No terceiro trimestre da gravidez, período risco aumentado para as complicações, há necessidade de uma vigilância mais assídua, com redução do intervalo entre as consultas, mesmo em gestações de baixo risco e independentemente das condições fetais. 

Além da ação preventiva e terapêutica, o pré-natal tem função de orientação, proporcionando medidas de suporte que diminuam a ansiedade materna durante o trabalho de parto. 

Além das questões biológicas e de assistência, é importante também considerar fatores sociais que dificultam o acesso das mulheres aos cuidados durante a gestação e o parto, destacando-se: pobreza, necessidade de grandes deslocamentos, baixa escolaridade, falta de informação, serviços inadequados, falta de acolhimento, violência obstétrica, diferentes práticas culturais, racismo e preconceito institucional. 

Humanizar o parto é um fator importante no combate à morte materna.

A humanização do parto é basicamente o respeito à individualidade das pessoas, é saber ver e escutar o outro, permitindo a adequação da assistência segundo sua cultura, crenças, valores e diversidade de opiniões das mulheres. 

É necessário encontrar novas formas para que a mulher possa ter maior controle sobre o processo do nascimento e parto; que seja respeitada enquanto cidadã, tendo o direito de escolha, por exemplo, de um acompanhante, para que possa ter suporte emocional de uma pessoa próxima com quem ela queira compartilhar esta experiência. Enfim, é necessário resgatar a subjetividade da experiência de parir, que ficou perdida depois da institucionalização do parto.

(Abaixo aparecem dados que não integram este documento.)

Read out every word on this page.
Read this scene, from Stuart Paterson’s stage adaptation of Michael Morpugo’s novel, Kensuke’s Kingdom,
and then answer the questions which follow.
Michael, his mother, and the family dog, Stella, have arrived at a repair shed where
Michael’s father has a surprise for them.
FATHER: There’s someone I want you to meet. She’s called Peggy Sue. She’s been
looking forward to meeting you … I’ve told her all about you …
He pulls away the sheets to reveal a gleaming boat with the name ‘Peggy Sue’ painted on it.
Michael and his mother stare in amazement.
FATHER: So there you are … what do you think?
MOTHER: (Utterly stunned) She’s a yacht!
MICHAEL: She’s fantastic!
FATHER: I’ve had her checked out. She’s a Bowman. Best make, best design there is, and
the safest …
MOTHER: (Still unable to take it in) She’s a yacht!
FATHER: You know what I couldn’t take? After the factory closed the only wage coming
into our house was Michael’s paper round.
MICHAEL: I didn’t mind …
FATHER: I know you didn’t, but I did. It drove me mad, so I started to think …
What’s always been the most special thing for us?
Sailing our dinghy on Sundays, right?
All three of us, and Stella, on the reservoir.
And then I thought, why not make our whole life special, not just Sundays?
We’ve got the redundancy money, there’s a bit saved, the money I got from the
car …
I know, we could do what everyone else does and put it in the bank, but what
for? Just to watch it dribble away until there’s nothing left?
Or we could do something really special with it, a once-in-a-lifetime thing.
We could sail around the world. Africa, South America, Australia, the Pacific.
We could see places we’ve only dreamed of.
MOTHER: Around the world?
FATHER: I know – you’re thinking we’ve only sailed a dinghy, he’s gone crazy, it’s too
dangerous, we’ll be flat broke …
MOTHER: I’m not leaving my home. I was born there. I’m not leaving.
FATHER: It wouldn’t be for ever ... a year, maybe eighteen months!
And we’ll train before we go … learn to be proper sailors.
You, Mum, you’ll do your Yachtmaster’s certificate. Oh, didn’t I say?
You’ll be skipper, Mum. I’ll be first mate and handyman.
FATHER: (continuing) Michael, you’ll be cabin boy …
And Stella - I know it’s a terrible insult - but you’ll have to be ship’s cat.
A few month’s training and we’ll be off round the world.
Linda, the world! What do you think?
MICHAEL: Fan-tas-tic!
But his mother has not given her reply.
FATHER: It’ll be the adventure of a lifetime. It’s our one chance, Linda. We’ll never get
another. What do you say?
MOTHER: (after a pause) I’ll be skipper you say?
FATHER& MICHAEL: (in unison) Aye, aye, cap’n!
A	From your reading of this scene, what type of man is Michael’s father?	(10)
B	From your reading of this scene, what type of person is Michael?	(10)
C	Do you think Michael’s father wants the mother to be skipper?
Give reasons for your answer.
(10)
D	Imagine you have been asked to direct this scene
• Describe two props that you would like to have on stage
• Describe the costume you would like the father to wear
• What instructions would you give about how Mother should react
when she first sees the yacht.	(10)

A chave da humanização do parto é o pré-natal, pois neste período pode-se se oferecer à mulher orientações adequadas para todo o processo da gestação ao puerpério, e pode-se também conscientizá-la de seus direitos. 

A mortalidade materna continua sendo uma epidemia que atinge os países em desenvolvimento e, em especial, as mulheres de classe econômica menos favorecida. Para redução destas mortes devem ser propostas medidas de prevenção, planejamento familiar abrangente, que impeça a ocorrência de gravidez indesejada, assistência pré-natal adequada, equipe qualificada para atendimento nas emergências obstétricas e vigilância no período puerperal. 

É de fundamental importância para os estudos epidemiológicos, o preenchimento adequado dos atestados de óbito, para identificar os casos de morte materna e encaminhá-los para os comitês de morte materna. Cabe a estes organismos não só a investigação dos casos, mas também a recomendação de medidas para evitar um novo óbito. 

Nesse contexto, foi desenvolvido o critério de morbidade materna grave ou “near miss materno” que é definido pela Organização Mundial de Saúde (OMS) como: “uma mulher que quase morreu, mas sobreviveu a uma complicação materna grave, ocorrida durante a gravidez, o parto ou em até 42 dias após o término da gravidez”.

O progresso na redução da mortalidade materna tem sido lento na maioria dos países que tem altas taxas de mortalidade materna, e as soluções para este problema global são necessárias com urgência e condutas que visam a melhorias nas condições de vida das gestantes/puérperas devem ter maior ênfase, visando minimizar os índices de morte materna, considerando não apenas como um problema de saúde de difícil resolução, mas avaliando indicadores socioeconômicos e rastreando grupos de vulnerabilidade social.